Fall 2020 Quarterly Newsletter
Author: Carl “Bud” Hedstrom, CLU®
As we find ourselves on the doorstep of the presidential election we are faced with a death toll from COVID-19 that has exceeded 200,000, a high percentage of unemployment and the federal deficit for the current fiscal year is the highest since World War II as a percentage of GDP. This has created an abundance of both social and economic turbulence.
We are bombarded with thoughts of political uncertainty and in turn, many clients are asking how they should respond in their portfolios. The short answer is that an investor should not take any action without first taking the time to revisit their financial plan and consider their long-term goals.
Here are three things to consider:
1. Many changes have taken place in 2020, but have you changed your goals? Are there reasons why changes would be necessary? One of the best ways to calm your fears during times of market volatility and political uncertainty is to stick to your financial plan. This will increase your probability of surviving corrections instead of trying to time the market. Investors sometimes make the wrong decisions not because they are uninformed, but because they allow emotions or intuition to influence their reasoning.

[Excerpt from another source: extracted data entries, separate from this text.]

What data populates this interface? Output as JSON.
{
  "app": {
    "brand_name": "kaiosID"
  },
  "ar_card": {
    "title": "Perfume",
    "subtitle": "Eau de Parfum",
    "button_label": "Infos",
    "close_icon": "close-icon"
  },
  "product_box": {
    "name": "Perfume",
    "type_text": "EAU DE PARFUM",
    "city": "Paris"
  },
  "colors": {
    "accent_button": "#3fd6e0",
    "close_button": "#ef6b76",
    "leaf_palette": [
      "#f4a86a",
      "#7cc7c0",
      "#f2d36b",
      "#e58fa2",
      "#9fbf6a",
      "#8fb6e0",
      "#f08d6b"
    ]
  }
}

2. We may not know election results for a while due to mail voting complications and delays. Some forecasters claim that it may be days or even weeks before the outcome is known. With such uncertainty at play, volatility will likely increase. If that does end up being the case, it’s critical to remember to not overreact and stay the course.
3. It’s interesting that election outcomes dating back to 1928, when the S&P 500 has risen in the three months before an election, the incumbent usually wins the White House. When it has fallen, the incumbent has usually lost. This pattern has had an 87% success rate and has been correct since 1980.
Whatever the outcome of this election, remember to stay focused on the fundamentals because they help you weather the market regardless of how it responds. If you have a sound financial plan, it should give you the strength to avoid the temptation to make big portfolio changes. The Schwab Center for Financial Research has data going back to 1928, which says the S&P 500 Index has ended positive 17 of the past 23 presidential election years or 74% of the time with an average annual return of 7.1%. What does all this amount to for us? Well, we can find some patterns. However, as always, past performance is no guarantee of future results. Stick with your diversified portfolio and focus on your long-term goals.